Asırlardır “sembolik kral” muamelesi yapılan Kur’an’ı, yeniden kaynak edinmeliyiz
Rabbimizin Kitab-ı Kerimine pratikte maalesef, “Sen tahtında otur, kalbimizde ve dilimizde en üst değer yargısı, kaynak olmaya devam et ve fakat bizim din algımızı ve ona dayalı dünya görüşümüzü belirlemeye, bu konuda temel belirleyici, her şeyin kendisine irca edildiği değerler üstü değer, hakem ve furkan olma gibi bir misyona kalkışma” denmiş olmaktadır.
Bilindiği üzere Avrupa’nın İngiltere, İspanya, Hollanda, Danimarka gibi çeşitli ülkeleri, monarşi sonrası dönemde geçmişlerini bir hatıra olarak yaşatma adına kral ve kraliçelik kurumunu tamamen tasfiye etmemiş, bu kurumu sembolik olarak yaşatmayı uygun bulmuştur. Bugün İngiliz kraliçesi, İspanya kralı, Hollanda kraliçesi vs saraylarında krallar gibi yaşamaya devam etmektedir! Evet “krallar gibi yaşamaya” devam etmektedirler, fakat “krallar gibi hükmetmeye” değil!
Kısacası onlar ülkeleri açısından birer müzelik değer hükmündedirler halihazırda, ülke yönetiminde bir belirleyicilikleri yoktur, varlıkları tamamen semboliktir. Onlara zımnen “Sarayınızda uslu uslu oturun, ara sıra da nostaljik törenlere katılıp boy gösterin. Bunun ötesine geçip ülke yönetimde söz sahibi olmaya kalkışmayın” denilmiştir ve onlar da kendilerine çizilen bu sınıra rıza göstererek bir elleri balda diğeri yağda sembolik varlıklarını sürdürmektedirler.
İşte Müslümanlar olarak bizim tarihimizde ve bugünümüzde Sünniliği, Şiiliği, Selefiliğiyle yaygın anlayış biçimlerince Kur’an’a biçilen konum da maalesef bundan farklı değildir.
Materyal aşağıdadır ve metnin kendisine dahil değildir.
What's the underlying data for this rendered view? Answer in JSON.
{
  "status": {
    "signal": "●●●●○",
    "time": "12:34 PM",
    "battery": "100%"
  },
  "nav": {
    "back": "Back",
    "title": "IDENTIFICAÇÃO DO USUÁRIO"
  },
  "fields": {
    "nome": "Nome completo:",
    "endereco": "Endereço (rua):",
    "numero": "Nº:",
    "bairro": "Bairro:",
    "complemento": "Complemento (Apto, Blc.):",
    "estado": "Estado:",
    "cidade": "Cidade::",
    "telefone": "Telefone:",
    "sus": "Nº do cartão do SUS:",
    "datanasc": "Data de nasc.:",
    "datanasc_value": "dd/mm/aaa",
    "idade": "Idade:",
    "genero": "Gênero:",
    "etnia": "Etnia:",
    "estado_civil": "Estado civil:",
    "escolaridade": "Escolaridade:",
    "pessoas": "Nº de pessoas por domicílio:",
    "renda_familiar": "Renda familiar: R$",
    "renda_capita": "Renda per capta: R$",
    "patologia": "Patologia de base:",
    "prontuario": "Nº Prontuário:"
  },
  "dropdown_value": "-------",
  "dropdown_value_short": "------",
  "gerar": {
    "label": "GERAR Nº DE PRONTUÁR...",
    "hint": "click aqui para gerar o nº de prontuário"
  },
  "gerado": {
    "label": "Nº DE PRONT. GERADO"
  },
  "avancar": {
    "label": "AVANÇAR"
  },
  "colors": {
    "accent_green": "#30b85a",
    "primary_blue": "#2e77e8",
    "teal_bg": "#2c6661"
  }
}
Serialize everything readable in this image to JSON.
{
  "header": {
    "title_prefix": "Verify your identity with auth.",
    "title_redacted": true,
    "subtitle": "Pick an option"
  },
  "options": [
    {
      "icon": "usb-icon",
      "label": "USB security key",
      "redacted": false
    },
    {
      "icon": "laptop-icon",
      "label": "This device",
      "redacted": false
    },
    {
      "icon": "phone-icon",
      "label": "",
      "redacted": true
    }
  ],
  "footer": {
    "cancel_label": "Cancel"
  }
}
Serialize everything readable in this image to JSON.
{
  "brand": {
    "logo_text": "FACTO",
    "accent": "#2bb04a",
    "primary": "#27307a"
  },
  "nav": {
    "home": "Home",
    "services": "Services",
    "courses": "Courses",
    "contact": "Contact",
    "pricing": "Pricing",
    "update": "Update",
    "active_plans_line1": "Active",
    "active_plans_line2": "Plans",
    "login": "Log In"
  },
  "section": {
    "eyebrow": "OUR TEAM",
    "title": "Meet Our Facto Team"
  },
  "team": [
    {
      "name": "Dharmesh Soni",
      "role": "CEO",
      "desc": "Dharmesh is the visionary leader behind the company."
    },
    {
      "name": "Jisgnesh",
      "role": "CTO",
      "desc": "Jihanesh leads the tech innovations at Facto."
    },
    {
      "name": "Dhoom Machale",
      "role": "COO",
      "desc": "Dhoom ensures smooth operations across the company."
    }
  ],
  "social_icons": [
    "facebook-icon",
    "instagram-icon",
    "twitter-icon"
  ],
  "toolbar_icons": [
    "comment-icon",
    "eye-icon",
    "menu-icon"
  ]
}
Rabbimizin Kitab-ı Kerimine pratikte maalesef, “Sen tahtında otur, kalbimizde ve dilimizde en üst değer yargısı, kaynak olmaya devam et ve fakat bizim din algımızı ve ona dayalı dünya görüşümüzü belirlemeye, bu konuda temel belirleyici, her şeyin kendisine irca edildiği değerler üstü değer, hakem ve furkan olma gibi bir misyona kalkışma” denmiş olmaktadır.